Custom Rails Validators

How can I create my own validator?

For a few days I worked on custom validators in Rails. First what are validators? When you want to check some data which comes to your application, you use validators. For example:

  • if email has specific format,
  • if number is odd,
  • or if you simply want to check if name is required

for all of this we use validators.

Rails has many different validators already in side. Check the documentation. But sometimes you want to do more. In my case I need validator for black list of words for string field. I know I can use build-in validator. But I need much more customization:

  1. The list of excluded words was very long.
  2. I didn’t want to have this words in my Ruby file.
  3. I always want to add new wards without changing my application.

So I decide to do my own validator.

I look to documentation and I find this. I choosed ActiveModel::EachValidator where I have access to whole record, specific attribute to check and the value of this attribute. This was all I needed. To do my custom validator I must only write one method: validate_each. It look like this:

# app/validators/blacklist_validator.rb

# Validate list of words that can not be use in specifig field
class BlacklistValidator < ActiveModel::EachValidator
  def validate_each(record, attribute, value)
    record.errors.add(attribute, :on_blacklist) if blacklist.include? value
  end

  private

  def blacklist
    File.readlines(Rails.root.join('config', 'blacklist.txt')).map(&:strip)
  end
end

How this works?

I add error :on_blacklist to record when value is located on black list. I put my black list – blacklist.txt – in Rails config directory. To use this validator we put something like this in our model:

validates :name, blacklist: true

Remember convention:

When your valdator class is named BlacklistValidator then in your model you use blacklist: true parameter.
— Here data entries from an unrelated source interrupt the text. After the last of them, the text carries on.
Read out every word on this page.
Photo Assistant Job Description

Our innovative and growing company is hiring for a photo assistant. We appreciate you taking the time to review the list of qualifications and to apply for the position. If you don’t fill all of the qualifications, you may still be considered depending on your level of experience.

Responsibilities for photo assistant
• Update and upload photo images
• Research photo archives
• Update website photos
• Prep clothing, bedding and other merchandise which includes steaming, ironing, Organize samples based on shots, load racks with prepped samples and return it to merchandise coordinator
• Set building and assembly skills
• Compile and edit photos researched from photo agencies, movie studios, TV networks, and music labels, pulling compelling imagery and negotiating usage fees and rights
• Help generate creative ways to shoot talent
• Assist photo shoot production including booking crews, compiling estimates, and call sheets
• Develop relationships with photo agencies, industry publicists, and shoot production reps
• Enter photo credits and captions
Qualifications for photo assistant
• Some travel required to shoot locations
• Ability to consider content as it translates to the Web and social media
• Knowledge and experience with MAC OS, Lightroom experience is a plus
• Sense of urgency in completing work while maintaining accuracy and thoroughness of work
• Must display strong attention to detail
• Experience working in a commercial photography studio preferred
This was perfect for me, but what about put some custom parameters to validator? Something like this:

validates :age, numericality: { greater_than: 18 }

This is not a problem. In custom validators you have available something like options, where you have access to all custom parameters. When you call options for our example you see:

 => { greater_than: 18 }

I use this for array validator, where I check size of array:

# app/validators/array_lenght_validator.rb

# Validate if array is not too short
class ArrayLenghtValidator < ActiveModel::EachValidator
  def validate_each(record, attribute, value)
    return unless options.key?(:minimum)
    array_size = (value.try(:size) || 0)
    minimum = options[:minimum]
    return if array_size >= minimum
    record.errors.add(attribute, :too_short_array, count: minimum)
  end
end

What happed here?

I check if :minimum parameter is set. I count number of elements in array. If array_size is lower then minimum size, I add error :too_short_array to record.

I can call this validator like this:

validates :array, array_lenght: { minimum: 1 }

It is one more think to say. How put translation to our validators in locales?

We use Rails Convention. This is one but not only way to do this (all convention is explain in http://guides.rubyonrails.org/i18n.html#error-message-scopes):

en:
  activerecord:
    errors:
      models:
        our_model_name:
          attributes:
            name:
              on_blacklist: is on words blacklist
            array:
              too_short_array:
                one: is too short (minimum is 1 item)
                other: is too short (minimum is %{count} items)

In our_model_name: key we put model name. For example when we have model User, we have key user:. Next we put names of our validated fields:

  • name: field (form black list validation),
  • array: field (from array length validation).

Then we put names of our errors: on_blacklist: and too_short_array:. For on_blacklist: this is it. But too_short_array: error had count parameter. Rails Internalization can recognized if it singular or plural version of count. And serve one: or other: translation. Last thing: In other: translation we put our count parameter thought %{}. Then Rails know where put count value.